LOS ANGELES - To the crowd of baseball fans cheering at PETCO Park in San Diego, the jolt in the eighth inning came as a surprise.

But for scientists, Monday night's magnitude-5.7 earthquake was the kind of aftershock they expected from the deadly magnitude-7.2 Easter Sunday quake centered in Baja California two months earlier. Major shakers tend to produce aftershocks for months and sometimes years, scientists say.

"People in the border region should expect more aftershocks and earthquakes in general in future years," said seismologist Egill Hauksson of the California Institute of Technology in Pasadena. "The earthquake history of the region is very rich."

A similar-sized temblor in 1992, the magnitude-7.3 Landers quake that rattled the Mojave Desert northeast of Los Angeles, has unleashed about 10,000 aftershocks in a sequence that continues.

Monday's quake was the largest aftershock yet from the Easter shaker.
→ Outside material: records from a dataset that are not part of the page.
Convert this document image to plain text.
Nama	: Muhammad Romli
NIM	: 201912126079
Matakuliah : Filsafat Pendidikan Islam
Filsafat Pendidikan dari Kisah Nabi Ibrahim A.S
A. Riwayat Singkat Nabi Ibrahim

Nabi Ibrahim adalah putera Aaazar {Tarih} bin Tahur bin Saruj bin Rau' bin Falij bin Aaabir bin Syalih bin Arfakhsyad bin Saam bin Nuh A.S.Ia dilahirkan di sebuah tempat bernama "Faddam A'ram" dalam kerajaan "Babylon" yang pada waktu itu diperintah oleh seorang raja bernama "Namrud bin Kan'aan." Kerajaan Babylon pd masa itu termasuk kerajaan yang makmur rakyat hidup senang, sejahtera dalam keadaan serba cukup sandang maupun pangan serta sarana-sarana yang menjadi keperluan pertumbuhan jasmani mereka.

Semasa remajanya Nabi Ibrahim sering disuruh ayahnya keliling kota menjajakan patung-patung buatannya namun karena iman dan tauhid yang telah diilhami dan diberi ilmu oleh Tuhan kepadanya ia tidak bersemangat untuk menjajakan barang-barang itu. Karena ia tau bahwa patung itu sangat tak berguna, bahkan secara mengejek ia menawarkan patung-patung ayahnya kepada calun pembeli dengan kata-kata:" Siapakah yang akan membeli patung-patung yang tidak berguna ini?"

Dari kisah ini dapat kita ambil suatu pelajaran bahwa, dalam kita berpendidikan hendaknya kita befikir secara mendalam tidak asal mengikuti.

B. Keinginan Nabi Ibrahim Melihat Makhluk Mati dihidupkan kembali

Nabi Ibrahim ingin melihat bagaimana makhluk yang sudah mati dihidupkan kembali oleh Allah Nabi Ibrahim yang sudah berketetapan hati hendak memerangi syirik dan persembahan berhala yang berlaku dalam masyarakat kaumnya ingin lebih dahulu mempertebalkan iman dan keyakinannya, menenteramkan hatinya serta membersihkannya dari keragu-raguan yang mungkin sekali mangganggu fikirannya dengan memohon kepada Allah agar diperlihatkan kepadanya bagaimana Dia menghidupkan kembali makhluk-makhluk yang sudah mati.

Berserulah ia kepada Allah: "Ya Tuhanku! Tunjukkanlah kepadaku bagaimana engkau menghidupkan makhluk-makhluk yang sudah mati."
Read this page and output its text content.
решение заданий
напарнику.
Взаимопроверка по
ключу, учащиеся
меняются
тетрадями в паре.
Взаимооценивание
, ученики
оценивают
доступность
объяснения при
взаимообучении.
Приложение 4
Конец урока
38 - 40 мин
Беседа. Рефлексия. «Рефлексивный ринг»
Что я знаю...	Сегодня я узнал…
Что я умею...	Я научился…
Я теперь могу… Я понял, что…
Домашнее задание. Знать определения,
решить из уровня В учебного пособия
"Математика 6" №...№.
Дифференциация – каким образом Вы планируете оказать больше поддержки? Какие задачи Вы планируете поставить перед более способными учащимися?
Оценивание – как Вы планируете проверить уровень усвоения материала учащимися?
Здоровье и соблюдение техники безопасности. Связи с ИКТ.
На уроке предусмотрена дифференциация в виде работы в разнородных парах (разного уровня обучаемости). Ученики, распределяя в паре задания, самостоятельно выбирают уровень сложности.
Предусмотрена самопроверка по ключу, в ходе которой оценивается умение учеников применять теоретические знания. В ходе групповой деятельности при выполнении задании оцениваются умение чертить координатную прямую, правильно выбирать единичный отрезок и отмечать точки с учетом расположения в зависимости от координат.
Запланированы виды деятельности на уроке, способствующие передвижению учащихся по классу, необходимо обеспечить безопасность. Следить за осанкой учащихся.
Its epicenter was 85 miles east of San Diego, near the U.S.-Mexico border.

There were no serious injuries or damage, but the game between the Toronto Blue Jays and San Diego Padres was interrupted briefly.

South of the border in Mexicali, 17 hospitals were evacuated.

More than 5,000 aftershocks have struck around the border since the April 4 Baja quake that killed two people in Mexico and caused $100 million in damage in California alone. A half-dozen of the aftershocks were larger than magnitude-5, but the vast majority were too weak to be felt.

"We are not surprised to see an aftershock of this magnitude 2 1/2 months after the main shock," said geophysicist Paul Earle of the U.S. Geological Survey's National Earthquake Information Center. A USGS report yesterday said the overall aftershock sequence after the 5.7 tremor was three or four times higher than a typical sequence in California.